4.7. Hydroxyl radical cleavage reaction

      Alu151 RNA was labelled at its 3' end with [³²P]pCp (g[ ³²P] 370 kBq/ml) and RNA ligase as described (England et al., 1980). Binding of labelled Alu151 RNA to recombinant hSRP9/14K95 or hSRP9/14 was performed in 4 ml reactions in final salt concentrations of 20 mM HEPES-KOH pH 7.5, 300 mM potassium acetate pH 7.5, 3.5 mM magnesium acetate, 1 mM DTT and 0.01% (v/v) Nikkol. In parallel sample, which serves as negative control, SRP9/14 was replaced by equal amount of bovine serum albumin. Protein-to-RNA ratios were 1:1 or 1:3. After binding, the samples were diluted to 20 ml in final salt concentrations of 20 mM HEPES-KOH pH 7.5, 300 mM potassium acetate pH 7.5, 3 mM magnesium acetate, 4 mM DTT and 0.01% (v/v) Nikkol. To perform the cleavage of the RNA, the following four solutions were combined in a drop at the side of the tube in the given order: 1) 25 mM ferrous ammonium sulfate [Fe(NH₄)₂(SO₄)₂], 2) 50 mM EDTA, 3) 125 mM sodium ascorbate, and 4) 2.5% (v/v) hydrogen peroxide. The drop was spun into the samples, which were then incubated on ice for 3 minutes. The reaction was stopped by the addition of 25 ml of 0.1 M thiourea and 10 ml of 3 M sodium acetate, 1 mg of Escherichia coli tRNA, and 40 ml of TE, followed by phenol extraction and precipitation in ethanol. The samples were dissolved in 4 ml of sample buffer and the reaction products were analysed by autoradiography following separation on a 6% sequencing gel. To trace the sequence of the RNA, sequencing reaction were created with either 0.1 U RNase T1 (Pharmacia) for guanosine, 1 U RNase U2 (Pharmacia) for adenosine, and RNase B. cereus (Pharmacia) for cytosine and uracile. A complete ladder was also obtained by partial alkaline hydrolysis in 0.1 M NaHCO₃, pH 9.5 for 3 minutes at 95°C. All sequencing samples contained 1 mg of unlabeled Escherichia coli tRNA.

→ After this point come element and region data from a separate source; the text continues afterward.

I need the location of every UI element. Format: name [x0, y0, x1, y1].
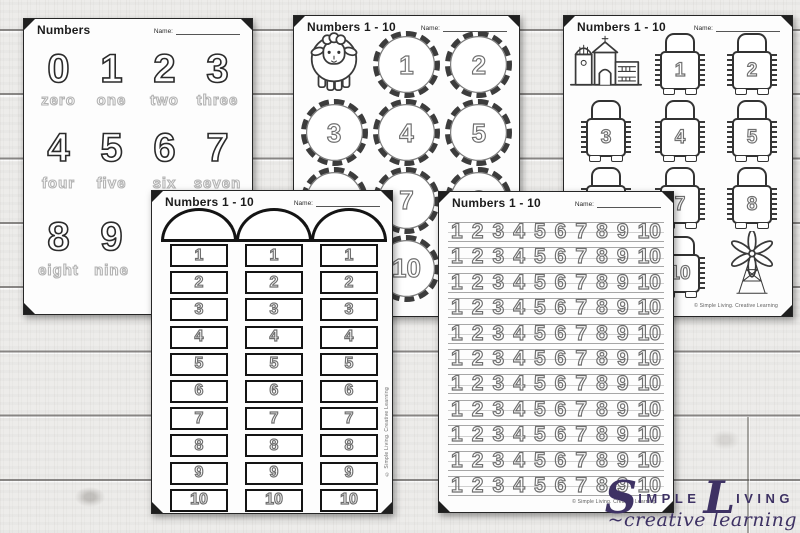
name-line: [316, 199, 380, 207]
traced-number: 1: [451, 374, 463, 394]
traced-number: 6: [555, 324, 567, 344]
traced-number: 7: [195, 411, 204, 427]
name-field: Name:: [154, 23, 240, 35]
digit-row: 0123: [32, 49, 244, 89]
traced-number: 3: [327, 120, 341, 146]
corner-decoration: [781, 305, 792, 316]
bubble-digit: 8: [47, 217, 69, 257]
traced-number: 10: [638, 222, 661, 242]
tractor-shape: 8: [727, 167, 777, 229]
silo-box: 4: [320, 326, 378, 349]
traced-number: 9: [617, 451, 629, 471]
silo-box: 3: [170, 298, 228, 321]
sheep-icon: [303, 30, 365, 99]
wreath-circle: 4: [373, 99, 440, 166]
corner-decoration: [439, 501, 450, 512]
traced-number: 4: [513, 324, 525, 344]
traced-number: 3: [492, 273, 504, 293]
traced-number: 4: [195, 329, 204, 345]
traced-number: 10: [190, 492, 208, 508]
traced-number: 10: [340, 492, 358, 508]
traced-number: 9: [617, 324, 629, 344]
traced-number: 6: [270, 383, 279, 399]
name-label: Name:: [421, 25, 440, 32]
trace-rows: 12345678910 12345678910 12345678910 1234…: [448, 222, 664, 496]
copyright-text-vertical: © Simple Living. Creative Learning: [384, 387, 390, 477]
traced-number: 8: [345, 438, 354, 454]
traced-number: 2: [472, 476, 484, 496]
sheet4-title: Numbers 1 - 10: [165, 195, 254, 209]
traced-number: 5: [747, 128, 758, 147]
traced-number: 2: [345, 275, 354, 291]
traced-number: 4: [513, 349, 525, 369]
traced-number: 5: [472, 120, 486, 146]
brand-logo-tagline: ~creative learning: [605, 511, 797, 530]
name-field: Name:: [694, 20, 780, 32]
trace-row: 12345678910: [448, 298, 664, 318]
silo-box: 7: [320, 407, 378, 430]
traced-number: 3: [345, 302, 354, 318]
corner-decoration: [241, 19, 252, 30]
traced-number: 10: [638, 400, 661, 420]
traced-number: 4: [270, 329, 279, 345]
traced-number: 1: [451, 298, 463, 318]
traced-number: 2: [472, 247, 484, 267]
traced-number: 8: [596, 298, 608, 318]
silo-boxes: 12345678910: [170, 244, 228, 512]
wreath-circle: 3: [301, 99, 368, 166]
traced-number: 8: [596, 400, 608, 420]
bubble-digit: 7: [206, 128, 228, 168]
silo-box: 9: [245, 462, 303, 485]
traced-number: 1: [399, 52, 413, 78]
tractor-body: 2: [732, 51, 772, 90]
traced-number: 4: [513, 247, 525, 267]
wreath-circle: 2: [445, 31, 512, 98]
traced-number: 6: [555, 222, 567, 242]
traced-number: 7: [270, 411, 279, 427]
traced-number: 10: [638, 374, 661, 394]
bubble-word: seven: [194, 176, 242, 191]
traced-number: 2: [472, 222, 484, 242]
silo-box: 6: [320, 380, 378, 403]
traced-number: 10: [638, 425, 661, 445]
traced-number: 7: [575, 349, 587, 369]
traced-number: 1: [345, 248, 354, 264]
traced-number: 6: [555, 349, 567, 369]
traced-number: 7: [399, 187, 413, 213]
traced-number: 3: [492, 247, 504, 267]
traced-number: 6: [555, 298, 567, 318]
silo-boxes: 12345678910: [320, 244, 378, 512]
farmhouse-icon: [568, 33, 644, 94]
bubble-word: two: [150, 93, 179, 108]
traced-number: 2: [472, 425, 484, 445]
scene: Numbers Name: 0123 zeroonetwothree 4567 …: [0, 0, 800, 533]
tractor-foot: [589, 155, 601, 162]
silo-box: 5: [245, 353, 303, 376]
silo-box: 5: [320, 353, 378, 376]
trace-row: 12345678910: [448, 247, 664, 267]
corner-decoration: [24, 19, 35, 30]
traced-number: 8: [596, 349, 608, 369]
traced-number: 1: [451, 349, 463, 369]
name-label: Name:: [154, 28, 173, 35]
traced-number: 5: [534, 273, 546, 293]
silo-column: 12345678910: [161, 208, 237, 512]
traced-number: 9: [617, 247, 629, 267]
traced-number: 5: [534, 324, 546, 344]
corner-decoration: [439, 192, 450, 203]
name-line: [597, 200, 661, 208]
traced-number: 2: [472, 52, 486, 78]
traced-number: 1: [451, 451, 463, 471]
bubble-word: nine: [94, 263, 129, 278]
traced-number: 10: [638, 247, 661, 267]
traced-number: 7: [575, 298, 587, 318]
silo-box: 10: [245, 489, 303, 512]
traced-number: 3: [492, 400, 504, 420]
wood-knot: [710, 430, 740, 450]
traced-number: 5: [534, 349, 546, 369]
traced-number: 2: [472, 451, 484, 471]
traced-number: 5: [534, 400, 546, 420]
word-row: zeroonetwothree: [32, 93, 244, 108]
silo-box: 8: [245, 434, 303, 457]
tractor-shape: 3: [581, 100, 631, 162]
wreath-circle: 5: [445, 99, 512, 166]
traced-number: 7: [575, 425, 587, 445]
traced-number: 1: [451, 222, 463, 242]
traced-number: 7: [575, 324, 587, 344]
bubble-word: six: [153, 176, 177, 191]
silo-box: 4: [245, 326, 303, 349]
bubble-word: five: [97, 176, 127, 191]
traced-number: 6: [555, 374, 567, 394]
traced-number: 1: [451, 476, 463, 496]
trace-row: 12345678910: [448, 273, 664, 293]
silo-box: 3: [320, 298, 378, 321]
silo-column: 12345678910: [311, 208, 387, 512]
logo-word-living: IVING: [736, 480, 794, 506]
traced-number: 7: [575, 273, 587, 293]
traced-number: 4: [345, 329, 354, 345]
silo-box: 1: [320, 244, 378, 267]
tractor-foot: [685, 155, 697, 162]
traced-number: 5: [534, 374, 546, 394]
traced-number: 8: [596, 273, 608, 293]
bubble-digit: 2: [153, 49, 175, 89]
tractor-foot: [735, 222, 747, 229]
sheet2-title: Numbers 1 - 10: [307, 20, 396, 34]
traced-number: 6: [555, 247, 567, 267]
traced-number: 9: [195, 465, 204, 481]
bubble-digit: 5: [100, 128, 122, 168]
traced-number: 8: [270, 438, 279, 454]
silo-box: 4: [170, 326, 228, 349]
bubble-digit: 1: [100, 49, 122, 89]
bubble-word: four: [42, 176, 75, 191]
tractor-foot: [685, 222, 697, 229]
silo-box: 2: [320, 271, 378, 294]
traced-number: 9: [617, 400, 629, 420]
wreath-circle: 1: [373, 31, 440, 98]
tractor-foot: [735, 155, 747, 162]
trace-row: 12345678910: [448, 374, 664, 394]
traced-number: 2: [472, 349, 484, 369]
copyright-text: © Simple Living. Creative Learning: [694, 303, 778, 309]
corner-decoration: [24, 303, 35, 314]
name-line: [443, 24, 507, 32]
sheet5-header: Numbers 1 - 10 Name:: [452, 196, 661, 210]
traced-number: 9: [617, 349, 629, 369]
traced-number: 8: [596, 451, 608, 471]
traced-number: 7: [345, 411, 354, 427]
silo-box: 9: [320, 462, 378, 485]
bubble-word: eight: [38, 263, 79, 278]
digit-row: 4567: [32, 128, 244, 168]
name-field: Name:: [421, 20, 507, 32]
silo-box: 10: [320, 489, 378, 512]
windmill-icon: [727, 231, 777, 302]
traced-number: 5: [534, 476, 546, 496]
silo-box: 6: [245, 380, 303, 403]
traced-number: 6: [555, 400, 567, 420]
traced-number: 7: [575, 247, 587, 267]
tractor-body: 1: [660, 51, 700, 90]
traced-number: 6: [555, 451, 567, 471]
silo-box: 1: [245, 244, 303, 267]
traced-number: 1: [675, 61, 686, 80]
traced-number: 4: [513, 425, 525, 445]
traced-number: 6: [195, 383, 204, 399]
tractor-body: 5: [732, 118, 772, 157]
silo-box: 9: [170, 462, 228, 485]
traced-number: 4: [513, 273, 525, 293]
tractor-foot: [757, 88, 769, 95]
corner-decoration: [381, 191, 392, 202]
name-field: Name:: [294, 195, 380, 207]
traced-number: 4: [513, 476, 525, 496]
traced-number: 9: [617, 374, 629, 394]
traced-number: 9: [617, 273, 629, 293]
traced-number: 3: [492, 222, 504, 242]
corner-decoration: [508, 16, 519, 27]
traced-number: 7: [575, 222, 587, 242]
corner-decoration: [781, 16, 792, 27]
traced-number: 5: [195, 356, 204, 372]
traced-number: 4: [513, 298, 525, 318]
traced-number: 3: [492, 451, 504, 471]
bubble-word: one: [97, 93, 127, 108]
brand-logo: S IMPLE L IVING ~creative learning: [605, 480, 797, 530]
traced-number: 5: [534, 451, 546, 471]
traced-number: 2: [195, 275, 204, 291]
tractor-foot: [663, 155, 675, 162]
traced-number: 3: [492, 425, 504, 445]
silo-dome: [311, 208, 387, 242]
traced-number: 8: [596, 374, 608, 394]
sheet2-header: Numbers 1 - 10 Name:: [307, 20, 507, 34]
silo-box: 10: [170, 489, 228, 512]
traced-number: 4: [513, 222, 525, 242]
traced-number: 10: [392, 255, 421, 281]
traced-number: 2: [747, 61, 758, 80]
wood-knot: [75, 487, 105, 507]
traced-number: 1: [451, 425, 463, 445]
traced-number: 1: [451, 400, 463, 420]
traced-number: 8: [596, 247, 608, 267]
traced-number: 2: [472, 298, 484, 318]
traced-number: 10: [638, 273, 661, 293]
traced-number: 5: [270, 356, 279, 372]
traced-number: 5: [534, 425, 546, 445]
bubble-digit: 0: [47, 49, 69, 89]
silo-box: 1: [170, 244, 228, 267]
traced-number: 9: [270, 465, 279, 481]
traced-number: 3: [270, 302, 279, 318]
sheet1-header: Numbers Name:: [37, 23, 240, 37]
trace-row: 12345678910: [448, 222, 664, 242]
tractor-foot: [663, 88, 675, 95]
bubble-word: zero: [41, 93, 76, 108]
tractor-foot: [685, 291, 697, 298]
traced-number: 2: [472, 324, 484, 344]
silo-box: 7: [245, 407, 303, 430]
traced-number: 10: [638, 298, 661, 318]
traced-number: 2: [472, 400, 484, 420]
silo-dome: [161, 208, 237, 242]
corner-decoration: [662, 192, 673, 203]
traced-number: 1: [270, 248, 279, 264]
traced-number: 9: [345, 465, 354, 481]
tractor-foot: [757, 155, 769, 162]
bubble-digit: 3: [206, 49, 228, 89]
bubble-digit: 6: [153, 128, 175, 168]
traced-number: 5: [534, 247, 546, 267]
silo-box: 5: [170, 353, 228, 376]
silo-box: 3: [245, 298, 303, 321]
tractor-foot: [735, 88, 747, 95]
sheet1-title: Numbers: [37, 23, 90, 37]
name-line: [716, 24, 780, 32]
traced-number: 3: [492, 374, 504, 394]
traced-number: 9: [617, 425, 629, 445]
tractor-shape: 1: [655, 33, 705, 95]
traced-number: 10: [638, 324, 661, 344]
silo-box: 2: [170, 271, 228, 294]
name-line: [176, 27, 240, 35]
tractor-shape: 5: [727, 100, 777, 162]
silo-dome: [236, 208, 312, 242]
traced-number: 5: [345, 356, 354, 372]
traced-number: 7: [675, 195, 686, 214]
traced-number: 8: [195, 438, 204, 454]
traced-number: 8: [747, 195, 758, 214]
trace-row: 12345678910: [448, 451, 664, 471]
traced-number: 4: [513, 400, 525, 420]
traced-number: 8: [596, 222, 608, 242]
traced-number: 10: [638, 349, 661, 369]
tractor-body: 3: [586, 118, 626, 157]
traced-number: 4: [513, 451, 525, 471]
corner-decoration: [152, 502, 163, 513]
corner-decoration: [564, 16, 575, 27]
sheet3-title: Numbers 1 - 10: [577, 20, 666, 34]
traced-number: 8: [596, 425, 608, 445]
sheet4-header: Numbers 1 - 10 Name:: [165, 195, 380, 209]
name-field: Name:: [575, 196, 661, 208]
traced-number: 2: [472, 374, 484, 394]
traced-number: 2: [472, 273, 484, 293]
trace-row: 12345678910: [448, 425, 664, 445]
traced-number: 10: [265, 492, 283, 508]
traced-number: 5: [534, 222, 546, 242]
traced-number: 7: [575, 451, 587, 471]
silo-column: 12345678910: [236, 208, 312, 512]
traced-number: 2: [270, 275, 279, 291]
logo-word-simple: IMPLE: [638, 480, 700, 506]
name-label: Name:: [694, 25, 713, 32]
silo-box: 7: [170, 407, 228, 430]
traced-number: 3: [492, 298, 504, 318]
traced-number: 7: [575, 476, 587, 496]
tractor-foot: [757, 222, 769, 229]
traced-number: 7: [575, 400, 587, 420]
silo-box: 2: [245, 271, 303, 294]
traced-number: 9: [617, 298, 629, 318]
sheet3-header: Numbers 1 - 10 Name:: [577, 20, 780, 34]
traced-number: 3: [492, 476, 504, 496]
tractor-body: 8: [732, 185, 772, 224]
corner-decoration: [381, 502, 392, 513]
traced-number: 9: [617, 222, 629, 242]
tractor-shape: 4: [655, 100, 705, 162]
traced-number: 10: [638, 451, 661, 471]
traced-number: 6: [555, 476, 567, 496]
traced-number: 4: [399, 120, 413, 146]
tractor-body: 4: [660, 118, 700, 157]
traced-number: 1: [195, 248, 204, 264]
traced-number: 3: [195, 302, 204, 318]
traced-number: 6: [555, 273, 567, 293]
traced-number: 3: [492, 324, 504, 344]
traced-number: 5: [534, 298, 546, 318]
word-row: fourfivesixseven: [32, 176, 244, 191]
traced-number: 3: [601, 128, 612, 147]
corner-decoration: [152, 191, 163, 202]
traced-number: 4: [675, 128, 686, 147]
traced-number: 6: [555, 425, 567, 445]
corner-decoration: [294, 16, 305, 27]
sheet5-title: Numbers 1 - 10: [452, 196, 541, 210]
name-label: Name:: [575, 201, 594, 208]
bubble-word: three: [197, 93, 239, 108]
traced-number: 7: [575, 374, 587, 394]
tractor-shape: 2: [727, 33, 777, 95]
traced-number: 4: [513, 374, 525, 394]
name-label: Name:: [294, 200, 313, 207]
silo-boxes: 12345678910: [245, 244, 303, 512]
traced-number: 6: [345, 383, 354, 399]
traced-number: 1: [451, 273, 463, 293]
traced-number: 3: [492, 349, 504, 369]
tractor-foot: [685, 88, 697, 95]
silo-box: 6: [170, 380, 228, 403]
bubble-digit: 4: [47, 128, 69, 168]
bubble-digit: 9: [100, 217, 122, 257]
silo-box: 8: [170, 434, 228, 457]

4.8. Electromobility shift assay

      The electromobility shift assay was derived from Weichenrieder et al., 2001. Sa86 RNA, labelled by transcription with a [³²P] UTP (24.10¹⁵ Bq/mmol) was used as tracer. To set up the conditions of the competition experiments, 200 nM cold Sa86 RNA (containing 20 000 Cpm of labelled SA86 RNA as tracer) was titrate against SRP9/14 protein with concentration ranging from 25 nM to 600 nM. Conditions allowing 100% of protein-RNA binding were achieved with final concentration of 200 nM RNA and 190 nM SRP9/14.

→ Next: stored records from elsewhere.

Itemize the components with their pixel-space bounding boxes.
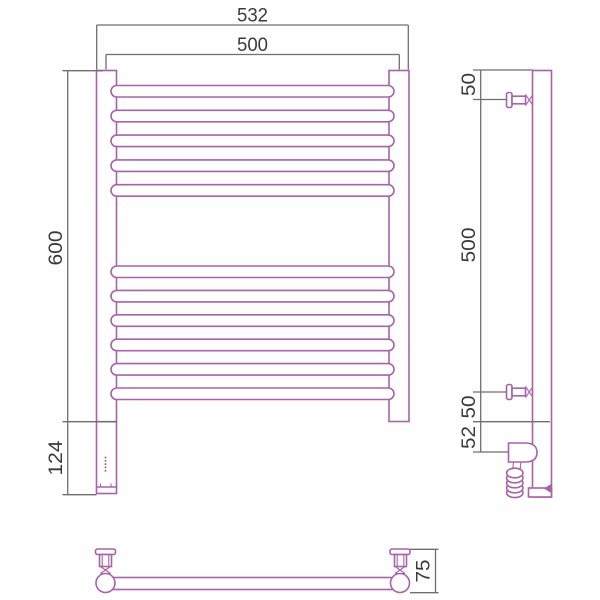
front-view: 532 500 600 124 (46, 6, 409, 495)
bottom-dimensions: 75 (410, 549, 439, 592)
bottom-rung (110, 578, 396, 590)
rung (111, 339, 394, 351)
bottom-view: 75 (96, 549, 439, 593)
dim-label-532: 532 (237, 6, 268, 27)
bottom-bracket-left-icon (96, 549, 116, 574)
dim-label-50-top: 50 (459, 73, 480, 96)
dim-label-600: 600 (46, 231, 67, 266)
rung (111, 364, 394, 376)
dim-label-75: 75 (414, 560, 435, 583)
technical-drawing: 532 500 600 124 (0, 0, 600, 600)
rung (111, 86, 394, 98)
rung (111, 388, 394, 400)
tube-cross-section-right (391, 574, 410, 593)
rung (111, 110, 394, 122)
dim-label-50-bottom: 50 (459, 396, 480, 419)
tube-cross-section-left (96, 574, 115, 593)
wall-bracket-bottom-icon (507, 385, 533, 400)
bottom-bracket-right-icon (390, 549, 410, 574)
power-cable-coil-icon (507, 468, 523, 497)
towel-rail-drawing: 532 500 600 124 (0, 0, 600, 600)
rungs (111, 86, 394, 400)
left-tube (97, 71, 117, 494)
rung (111, 135, 394, 147)
wall-bracket-top-icon (507, 93, 533, 108)
rung (111, 315, 394, 327)
rung (111, 160, 394, 172)
dim-label-500-side: 500 (459, 228, 480, 263)
side-tube (533, 71, 552, 498)
side-view: 50 500 50 52 (459, 70, 552, 498)
rung (111, 185, 394, 197)
dim-label-52: 52 (459, 426, 480, 449)
rung (111, 290, 394, 302)
dim-label-124: 124 (46, 440, 67, 475)
rung (111, 266, 394, 278)
dim-label-500: 500 (237, 35, 268, 56)
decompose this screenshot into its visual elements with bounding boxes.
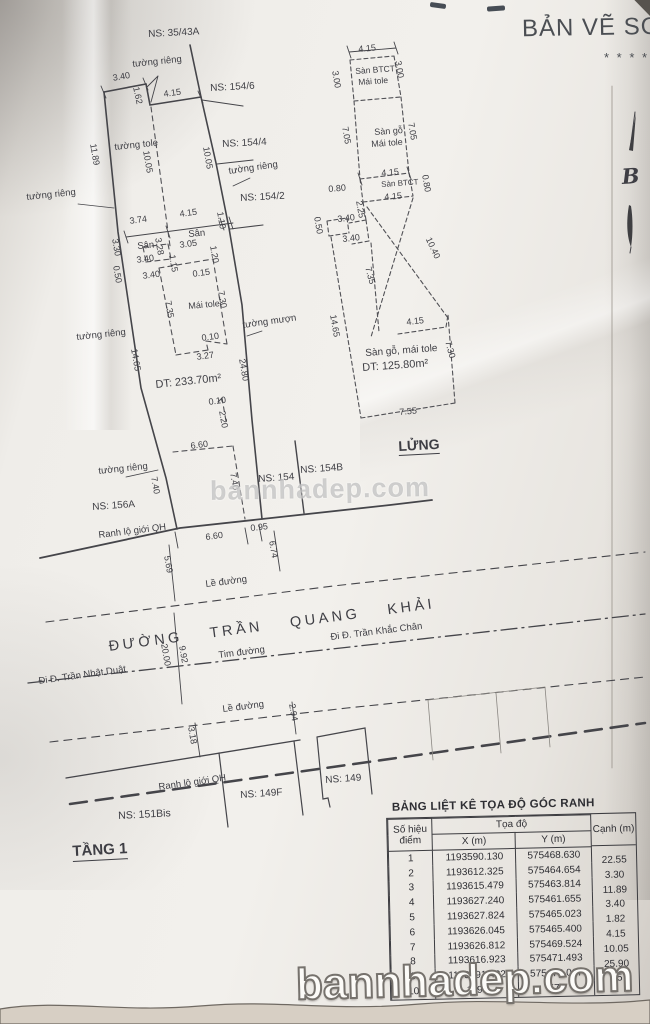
dim-label: 7.40 <box>149 476 161 495</box>
canh-value: 11.89 <box>593 883 637 899</box>
canh-value: 22.55 <box>592 853 636 869</box>
dim-label: 3.18 <box>186 726 198 745</box>
dim-label: 4.15 <box>406 316 424 327</box>
dim-label: 3.00 <box>330 70 342 89</box>
dim-label: 4.15 <box>381 167 399 178</box>
dim-label: 3.40 <box>337 213 355 224</box>
canh-value: 3.40 <box>593 898 637 914</box>
dim-label: 7.05 <box>340 126 352 145</box>
dim-label: 7.35 <box>163 300 175 319</box>
floor-title: LỬNG <box>398 437 440 456</box>
dim-label: 0.50 <box>111 265 123 284</box>
canh-value: 4.15 <box>594 927 638 943</box>
dim-label: 1.10 <box>215 211 227 230</box>
dim-label: 7.30 <box>216 290 228 309</box>
dim-label: 1.15 <box>167 254 179 273</box>
dim-label: 6.74 <box>267 540 279 559</box>
watermark-middle: bannhadep.com <box>210 472 431 507</box>
dim-label: 2.25 <box>354 200 366 219</box>
floor-title: TẦNG 1 <box>72 841 128 862</box>
dim-label: 4.15 <box>358 43 376 54</box>
dim-label: 7.05 <box>406 122 418 141</box>
canh-value: 1.82 <box>593 912 637 928</box>
dim-label: 0.80 <box>328 183 346 194</box>
dim-label: 0.95 <box>250 522 268 533</box>
dim-label: 3.28 <box>153 237 165 256</box>
col-header-canh: Cạnh (m) <box>591 813 636 846</box>
dim-label: 4.15 <box>384 191 402 202</box>
dim-label: 3.40 <box>342 233 360 244</box>
area-note: Sàn gỗ <box>374 126 403 137</box>
dim-label: 9.92 <box>177 645 189 664</box>
dim-label: 3.00 <box>393 60 405 79</box>
dim-label: 2.20 <box>217 410 229 429</box>
dim-label: 2.94 <box>287 703 299 722</box>
dim-label: 0.80 <box>420 174 432 193</box>
scanned-survey-drawing: BẢN VẼ SƠ * * * * * <box>0 0 650 1024</box>
canh-value: 3.30 <box>592 868 636 884</box>
dim-label: 0.50 <box>312 216 324 235</box>
dim-label: 1.20 <box>208 245 220 264</box>
area-note: Sân <box>137 241 155 252</box>
dim-label: 3.30 <box>110 238 122 257</box>
dim-label: 7.55 <box>399 406 417 417</box>
watermark-bottom: bannhadep.com <box>295 952 634 1011</box>
north-arrow-letter: B <box>621 165 640 188</box>
col-header-x: X (m) <box>432 832 516 850</box>
dim-label: 5.69 <box>162 555 174 574</box>
col-header-y: Y (m) <box>515 831 591 849</box>
col-header-point: Số hiệu điểm <box>388 818 433 851</box>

      Individual reconstitution assays were done in 20 mM Hepes pH 7.5, 300 mM potassium acetate, 10 mM magnesium acetate, 5 mM DTT, 0.015% (v/v) Nikkol. For reconstitution, 5 µl of RNA pSA86H (containing 20 000 Cpm of labelled RNA) were recombined with 5 µl of competitor RNA and 10°µl of human SRP9/14 heterodimer. The binding reaction was allowed to proceed for 10 minutes on ice, then for 10 minutes at 37°C. Labelled and unlabelled RNAs were annealed in assay buffer without DTT and Nikkol, immediately before use at 4x of final concentration. Competitor RNA final concentrations ranged from 50 to 800 nM. As negative control, samples consisting of Sa86 in absence of protein, and Sa86 in presence of bovine serum albumin were loaded on the gel.

4.9. Computer programs

      The figures of proteins or RNA structure were realised by the generation of povscript file with SwissPDB viewer or Ribbons. The povscript files were then rendered with Povray.

      Pdb files that contain only alpha carbon cannot be opened with Swisspdb or Ribbons, figures derived from such files were realised with Rasmol.